Of his heads as it were wounded — So it appeared as soon as ever it rose. The beast is first described more generally, then more particularly, both in this and in the seventeenth chapter. The particular description here respects the former parts; there, the latter parts of his duration: only that some circumstances relating to the former are repeated in the seventeenth chapter. Revelation 17:1-18 This deadly wound was given him on his first head by the sword, verse 14; Revelation 13:14 that is, by the bloody resistance of the secular potentates, particularly the German emperors. These had for a long season had the city of Rome, with her bishop, under their jurisdiction. Gregory determined to cast off this yoke from his own, and to lay it on the emperor's shoulders. He broke loose, and excommunicated the emperor, who maintained his right by force, and gave the Pope such a blow, that one would have thought the beast must have been killed thereby, immediately after his coming up. But he recovered, and grew stronger than before. The first head of the beast extends from Gregory VII., at least to Innocent III. In that tract of time the beast was much wounded by the emperors. But, notwithstanding, the wound was healed. Two deadly symptoms attended this wound: 1. Schisms and open ruptures in the church. For while the emperors asserted their right, there were from the year 1080 to the year 1176 only, five open divisions, and at least as many antipopes, some of whom were, indeed, the rightful Popes.

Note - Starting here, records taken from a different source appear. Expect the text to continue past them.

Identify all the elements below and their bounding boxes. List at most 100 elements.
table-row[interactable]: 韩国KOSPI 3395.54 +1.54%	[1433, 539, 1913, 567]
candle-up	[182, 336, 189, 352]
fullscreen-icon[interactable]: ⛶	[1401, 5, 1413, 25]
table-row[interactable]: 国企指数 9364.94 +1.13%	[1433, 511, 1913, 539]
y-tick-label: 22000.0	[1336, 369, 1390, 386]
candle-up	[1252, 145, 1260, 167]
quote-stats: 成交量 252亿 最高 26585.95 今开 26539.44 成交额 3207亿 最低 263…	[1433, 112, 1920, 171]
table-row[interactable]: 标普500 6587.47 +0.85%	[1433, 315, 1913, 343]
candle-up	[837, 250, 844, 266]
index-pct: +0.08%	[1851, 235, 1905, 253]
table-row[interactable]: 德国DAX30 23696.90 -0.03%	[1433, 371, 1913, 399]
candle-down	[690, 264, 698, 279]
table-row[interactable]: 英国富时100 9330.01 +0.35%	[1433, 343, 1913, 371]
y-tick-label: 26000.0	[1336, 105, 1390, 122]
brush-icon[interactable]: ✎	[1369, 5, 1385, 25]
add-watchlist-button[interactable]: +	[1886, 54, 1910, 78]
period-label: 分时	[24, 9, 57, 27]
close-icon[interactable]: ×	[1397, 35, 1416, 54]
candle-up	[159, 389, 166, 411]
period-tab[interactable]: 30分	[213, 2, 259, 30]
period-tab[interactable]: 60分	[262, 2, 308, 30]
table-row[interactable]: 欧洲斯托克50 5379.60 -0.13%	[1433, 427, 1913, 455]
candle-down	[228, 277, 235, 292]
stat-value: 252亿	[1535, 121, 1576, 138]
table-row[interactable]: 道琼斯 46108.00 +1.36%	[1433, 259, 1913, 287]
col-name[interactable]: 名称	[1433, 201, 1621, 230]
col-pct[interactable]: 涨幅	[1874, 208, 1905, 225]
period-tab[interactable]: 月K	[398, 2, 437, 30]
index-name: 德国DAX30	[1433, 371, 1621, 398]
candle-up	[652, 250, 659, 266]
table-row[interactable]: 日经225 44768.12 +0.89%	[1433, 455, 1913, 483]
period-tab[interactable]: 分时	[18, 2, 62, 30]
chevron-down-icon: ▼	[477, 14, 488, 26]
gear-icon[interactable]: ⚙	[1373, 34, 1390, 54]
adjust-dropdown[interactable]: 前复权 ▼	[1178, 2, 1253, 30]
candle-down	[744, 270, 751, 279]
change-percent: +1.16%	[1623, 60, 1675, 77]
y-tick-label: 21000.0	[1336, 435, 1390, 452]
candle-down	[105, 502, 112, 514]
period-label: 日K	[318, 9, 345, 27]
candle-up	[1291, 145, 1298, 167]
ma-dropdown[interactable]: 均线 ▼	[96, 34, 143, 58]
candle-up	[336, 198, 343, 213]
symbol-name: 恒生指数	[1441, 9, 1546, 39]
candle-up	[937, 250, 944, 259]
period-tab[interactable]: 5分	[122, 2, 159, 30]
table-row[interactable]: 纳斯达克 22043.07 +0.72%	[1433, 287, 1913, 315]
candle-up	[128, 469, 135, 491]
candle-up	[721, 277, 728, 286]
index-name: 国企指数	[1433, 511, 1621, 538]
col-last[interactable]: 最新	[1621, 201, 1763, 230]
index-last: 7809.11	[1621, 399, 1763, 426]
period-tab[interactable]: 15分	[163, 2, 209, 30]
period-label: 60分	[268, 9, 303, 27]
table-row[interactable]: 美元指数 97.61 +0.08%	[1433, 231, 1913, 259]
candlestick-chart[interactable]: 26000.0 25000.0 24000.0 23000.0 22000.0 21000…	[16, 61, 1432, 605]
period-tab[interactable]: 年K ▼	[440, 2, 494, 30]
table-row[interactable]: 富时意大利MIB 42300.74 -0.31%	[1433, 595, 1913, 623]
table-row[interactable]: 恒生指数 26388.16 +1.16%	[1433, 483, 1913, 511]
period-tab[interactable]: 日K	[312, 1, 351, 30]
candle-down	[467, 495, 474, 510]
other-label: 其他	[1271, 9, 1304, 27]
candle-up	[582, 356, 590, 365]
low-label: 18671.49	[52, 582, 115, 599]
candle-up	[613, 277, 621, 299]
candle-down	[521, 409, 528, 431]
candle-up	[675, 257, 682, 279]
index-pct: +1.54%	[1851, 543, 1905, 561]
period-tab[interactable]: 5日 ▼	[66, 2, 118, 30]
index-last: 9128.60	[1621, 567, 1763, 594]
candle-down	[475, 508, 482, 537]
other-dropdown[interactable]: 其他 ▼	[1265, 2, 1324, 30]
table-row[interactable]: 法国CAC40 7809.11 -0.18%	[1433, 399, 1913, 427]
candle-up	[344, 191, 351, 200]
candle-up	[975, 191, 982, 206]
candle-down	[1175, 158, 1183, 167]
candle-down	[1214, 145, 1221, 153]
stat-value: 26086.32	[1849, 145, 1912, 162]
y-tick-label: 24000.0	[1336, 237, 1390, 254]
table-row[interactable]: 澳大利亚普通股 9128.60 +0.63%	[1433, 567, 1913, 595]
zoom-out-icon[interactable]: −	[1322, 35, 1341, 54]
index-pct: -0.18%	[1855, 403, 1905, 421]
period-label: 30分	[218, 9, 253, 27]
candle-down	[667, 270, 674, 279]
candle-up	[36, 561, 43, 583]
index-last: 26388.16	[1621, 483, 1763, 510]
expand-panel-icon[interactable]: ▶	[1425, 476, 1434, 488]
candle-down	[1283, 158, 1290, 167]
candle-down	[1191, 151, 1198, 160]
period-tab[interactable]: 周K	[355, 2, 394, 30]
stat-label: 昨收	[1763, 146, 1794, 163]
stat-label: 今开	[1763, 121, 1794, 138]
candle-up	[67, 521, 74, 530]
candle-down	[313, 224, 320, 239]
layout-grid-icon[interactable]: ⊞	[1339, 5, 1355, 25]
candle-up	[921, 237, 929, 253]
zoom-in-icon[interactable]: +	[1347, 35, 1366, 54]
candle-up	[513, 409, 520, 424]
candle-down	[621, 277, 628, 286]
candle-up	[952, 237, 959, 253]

This was highly dangerous to the papal kingdoms. But a still more dangerous symptom was, 2. The rising of the nobility at Rome, who would not suffer their bishop to be a secular prince, particularly over themselves. Under Innocent II. they carried their point, re-established the ancient commonwealth, took away from the Pope the government of the city, and left him only his episcopal authority. "At this," says the historian, "Innocent II. and Celestine II. fretted themselves to death: Lucius II., as he attacked the capitol, wherein the senate was, sword in hand, was struck with a stone, and died in a few days: Eugene III., Alexander III., and Lucius III., were driven out of the city: Urban III. and Gregory VIII. spent their days in banishment At length they came to an agreement with Clement III., who was himself a Roman." And the whole earth - The whole western world.

Wondered after the wild beast — That is, followed him with wonder, in his councils, his crusades, and his jubilees. This refers not only to the first head, but also to the four following.